The EIN assigned to your business is permanent. This will never be given to another company, and you can use it at a later date if need be.
But you still need to close the tax account associated with your EIN. Mail a letter to:
Internal Revenue Service
Cincinnati, Ohio 45999
The letter should contain the corporation’s legal name, EIN, address, and why you’re closing the account. If you have a copy of the form sent when you first received the EIN, include that as well.
Step 4 – Close Your Accounts
Next, you need to close all of your business bank accounts and credit lines.
You should also cancel any business licenses, permits, or other similar accounts held in your company’s name. Failure to do this could leave you on the hook for annual fees.
For those of you operating your corporation in multiple states, you need to fill out any additional forms to terminate those registrations. Otherwise, your company could be responsible for minimum tax requirements in those jurisdictions.
Terminate DBAs or fictitious business names that you’re using as well.
You’ll need to officially notify all creditors that the corporation is dissolving. Send a letter including a mailing address that they can submit claims. Include a deadline for claim submissions—usually 120 days from the notice date.
Each letter to creditors should include a final statement saying all claims will be barred if they aren’t received by the deadline.

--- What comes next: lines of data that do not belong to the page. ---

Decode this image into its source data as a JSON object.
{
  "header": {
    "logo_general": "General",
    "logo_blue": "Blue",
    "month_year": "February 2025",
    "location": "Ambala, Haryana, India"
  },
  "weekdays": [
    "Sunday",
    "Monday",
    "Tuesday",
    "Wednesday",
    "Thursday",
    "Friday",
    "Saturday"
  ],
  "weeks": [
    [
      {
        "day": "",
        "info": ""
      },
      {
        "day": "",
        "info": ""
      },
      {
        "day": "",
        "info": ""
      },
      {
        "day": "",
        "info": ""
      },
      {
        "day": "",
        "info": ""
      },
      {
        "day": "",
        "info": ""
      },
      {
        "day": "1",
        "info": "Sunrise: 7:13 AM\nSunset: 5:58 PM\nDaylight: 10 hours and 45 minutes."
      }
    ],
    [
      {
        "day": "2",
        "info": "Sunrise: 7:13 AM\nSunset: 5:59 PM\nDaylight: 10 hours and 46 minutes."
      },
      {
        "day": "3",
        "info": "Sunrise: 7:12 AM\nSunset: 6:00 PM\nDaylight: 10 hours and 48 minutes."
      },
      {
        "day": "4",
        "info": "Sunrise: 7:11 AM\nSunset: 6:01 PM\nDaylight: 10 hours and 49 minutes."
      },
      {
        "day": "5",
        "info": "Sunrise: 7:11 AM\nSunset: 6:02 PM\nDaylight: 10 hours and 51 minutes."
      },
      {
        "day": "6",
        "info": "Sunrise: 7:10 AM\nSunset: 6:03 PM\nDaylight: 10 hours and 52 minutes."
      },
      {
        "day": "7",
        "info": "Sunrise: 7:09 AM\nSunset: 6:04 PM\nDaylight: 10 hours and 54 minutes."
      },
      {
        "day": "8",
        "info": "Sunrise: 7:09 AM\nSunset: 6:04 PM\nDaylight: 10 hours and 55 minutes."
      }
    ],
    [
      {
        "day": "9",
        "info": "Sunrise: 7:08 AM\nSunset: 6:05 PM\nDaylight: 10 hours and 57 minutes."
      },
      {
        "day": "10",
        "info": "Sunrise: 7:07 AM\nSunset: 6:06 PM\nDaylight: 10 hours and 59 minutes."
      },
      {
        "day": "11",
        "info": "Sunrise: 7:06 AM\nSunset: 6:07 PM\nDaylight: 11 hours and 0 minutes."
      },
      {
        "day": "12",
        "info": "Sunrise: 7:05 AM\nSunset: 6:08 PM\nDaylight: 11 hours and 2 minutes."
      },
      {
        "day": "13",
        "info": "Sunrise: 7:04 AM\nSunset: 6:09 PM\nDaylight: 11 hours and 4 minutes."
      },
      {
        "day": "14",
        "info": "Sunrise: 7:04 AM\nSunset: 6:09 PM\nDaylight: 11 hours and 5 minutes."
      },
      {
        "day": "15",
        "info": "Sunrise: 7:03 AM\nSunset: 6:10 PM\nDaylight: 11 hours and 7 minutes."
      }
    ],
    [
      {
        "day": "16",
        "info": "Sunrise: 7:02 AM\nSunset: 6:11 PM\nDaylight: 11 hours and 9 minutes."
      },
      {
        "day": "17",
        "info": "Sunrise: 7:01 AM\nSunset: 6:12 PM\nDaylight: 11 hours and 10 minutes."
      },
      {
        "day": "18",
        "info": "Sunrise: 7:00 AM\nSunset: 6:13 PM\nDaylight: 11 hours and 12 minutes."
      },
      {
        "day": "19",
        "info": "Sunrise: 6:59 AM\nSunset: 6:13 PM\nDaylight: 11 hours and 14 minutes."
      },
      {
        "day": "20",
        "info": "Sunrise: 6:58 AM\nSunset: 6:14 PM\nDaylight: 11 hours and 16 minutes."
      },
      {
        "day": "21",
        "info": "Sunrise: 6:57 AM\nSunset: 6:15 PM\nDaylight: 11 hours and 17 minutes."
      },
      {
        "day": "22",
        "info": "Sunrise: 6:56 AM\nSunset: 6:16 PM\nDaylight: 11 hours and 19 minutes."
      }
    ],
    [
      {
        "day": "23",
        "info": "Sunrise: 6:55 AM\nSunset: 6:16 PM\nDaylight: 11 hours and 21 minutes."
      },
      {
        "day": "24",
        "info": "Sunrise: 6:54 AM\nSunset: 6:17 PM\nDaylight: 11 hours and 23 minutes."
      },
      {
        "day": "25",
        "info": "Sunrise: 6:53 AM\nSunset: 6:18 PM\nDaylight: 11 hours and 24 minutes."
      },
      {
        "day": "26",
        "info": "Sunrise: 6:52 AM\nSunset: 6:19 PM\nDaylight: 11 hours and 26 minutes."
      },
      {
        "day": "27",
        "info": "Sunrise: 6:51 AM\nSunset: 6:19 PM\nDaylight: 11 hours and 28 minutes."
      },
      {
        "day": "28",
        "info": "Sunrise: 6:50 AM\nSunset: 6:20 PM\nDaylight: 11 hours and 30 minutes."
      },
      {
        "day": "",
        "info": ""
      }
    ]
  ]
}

You can have your attorney draft this statement for you to ensure you’re covered from a legal standpoint.
In some states, you might be required to put a notice in the local paper about your corporation dissolving. This is to inform all creditors that may not be known to the business.
If claims are sent during the time window stated in the letter, you need to settle those accounts. This is another instance where you should have an attorney review any claims to ensure creditors aren’t taking advantage of you.
Lots of times, creditors just want to be paid something—so you can potentially settle the claims for less than the original value.
If you’re rejecting claims, provide these rejections in the form of a written statement drafted by your lawyer.
Keep future business ventures in mind as you’re going through this process. You might be starting a new corporation down the road, so try not to burn any bridges during the dissolution.
Step 5 – Distribute Remaining Assets
Once your taxes have been paid, accounts have been closed, and claims are settled, it’s time to distribute the remaining assets to all owners.
Generally speaking, assets will be distributed by ownership percentage. If there are four equal owners, each person will receive 25% of the assets.
It’s usually easier to distribute assets once things have been liquidated. For example, if you have machinery or vehicles, splitting those between owners can be a hassle. The liquidation process could take some time, depending on what needs to be sold.
You must report all distributions to the Internal Revenue Service.
For those of you dissolving a corporation with multiple stock classes, the corporate bylaws should describe the procedure for distributing assets to shareholders.